Along with public relations I discovered that my liberal arts degree has prepared me for jobs in human resource management, or even a federal government position, because of the communications skills that are required by almost every liberal arts major. Along with communication one of the valuable skills that we are taught to is how to remain flexible, and be open to any imaginable possibilities.

“’With just a little bit greater awareness of what employers need, (students can) unlock a huge array of jobs that might not otherwise have been open to them,’ says Matthew Sigelman, CEO of Burning Glass, a Boston-based labor market analytics company that works with colleges, employers and recruiters.” (Marklein)

When we were growing up the sky was the limit, and we believed we could be anything we wanted, and our future was always changing as we discovered new interest.
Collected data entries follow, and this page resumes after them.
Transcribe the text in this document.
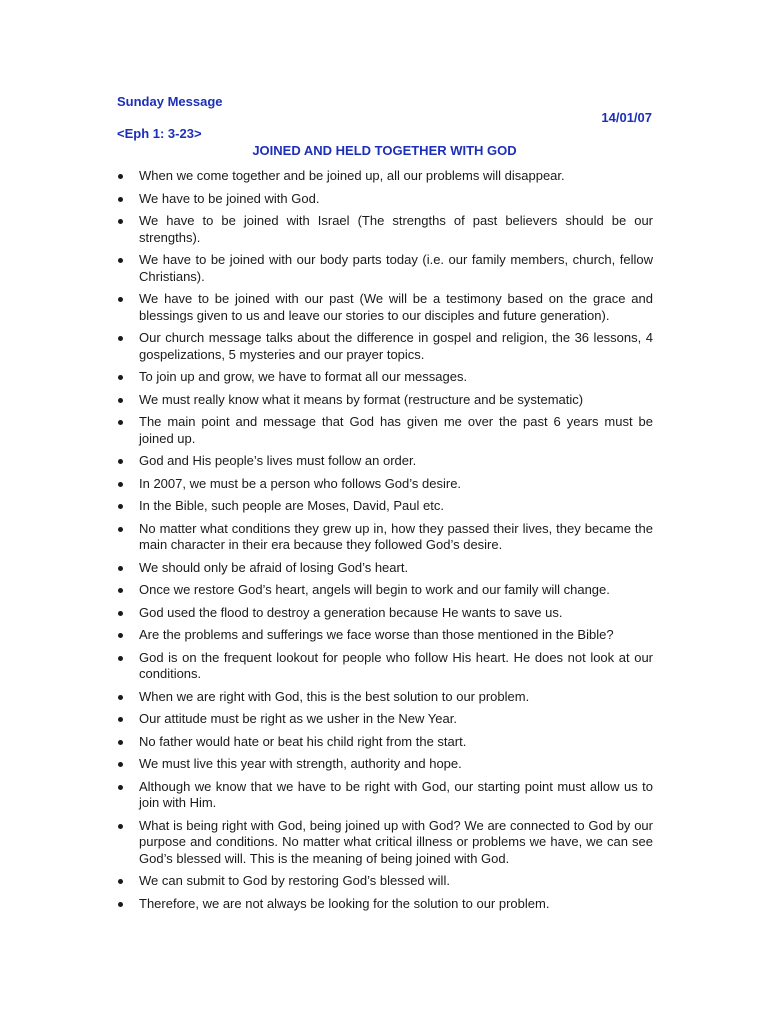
Sunday Message
14/01/07
<Eph 1: 3-23>
JOINED AND HELD TOGETHER WITH GOD
When we come together and be joined up, all our problems will disappear.
We have to be joined with God.
We have to be joined with Israel (The strengths of past believers should be our strengths).
We have to be joined with our body parts today (i.e. our family members, church, fellow Christians).
We have to be joined with our past (We will be a testimony based on the grace and blessings given to us and leave our stories to our disciples and future generation).
Our church message talks about the difference in gospel and religion, the 36 lessons, 4 gospelizations, 5 mysteries and our prayer topics.
To join up and grow, we have to format all our messages.
We must really know what it means by format (restructure and be systematic)
The main point and message that God has given me over the past 6 years must be joined up.
God and His people’s lives must follow an order.
In 2007, we must be a person who follows God’s desire.
In the Bible, such people are Moses, David, Paul etc.
No matter what conditions they grew up in, how they passed their lives, they became the main character in their era because they followed God’s desire.
We should only be afraid of losing God’s heart.
Once we restore God’s heart, angels will begin to work and our family will change.
God used the flood to destroy a generation because He wants to save us.
Are the problems and sufferings we face worse than those mentioned in the Bible?
God is on the frequent lookout for people who follow His heart. He does not look at our conditions.
When we are right with God, this is the best solution to our problem.
Our attitude must be right as we usher in the New Year.
No father would hate or beat his child right from the start.
We must live this year with strength, authority and hope.
Although we know that we have to be right with God, our starting point must allow us to join with Him.
What is being right with God, being joined up with God? We are connected to God by our purpose and conditions. No matter what critical illness or problems we have, we can see God’s blessed will. This is the meaning of being joined with God.
We can submit to God by restoring God’s blessed will.
Therefore, we are not always be looking for the solution to our problem.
With a liberal arts degree it is almost like taking a step back in time to when we were kids, and a limitless number of possibilities were open to us, with the only limitation being how big we could dream. With a liberal arts degree we are not taught how to do one specific job for the rest of our lives, instead we are taught how to express ourselves in a multitude of ways in order to follow our goals or interests, whether it be the sometimes typical route of teaching, it could even be something as grand as becoming a state senator, or even running our own companies, the only limitation that is placed on liberal arts majors is how much we can dream.

 

References:

Brooks, Katharine. You Majored in What?: Mapping Your Path from Chaos to Career. New York, NY: Viking, 2009. Print.

Marklein, Mary Beth. “How to Turn a Liberal Arts Degree into a Paycheck.” USA Today, 27 Aug. 2013. Web.
Sigurdson, Richard. “Why Study Liberal Arts?Why Study Liberal Arts? N.p., n.d. Web. 25 Feb. 2016.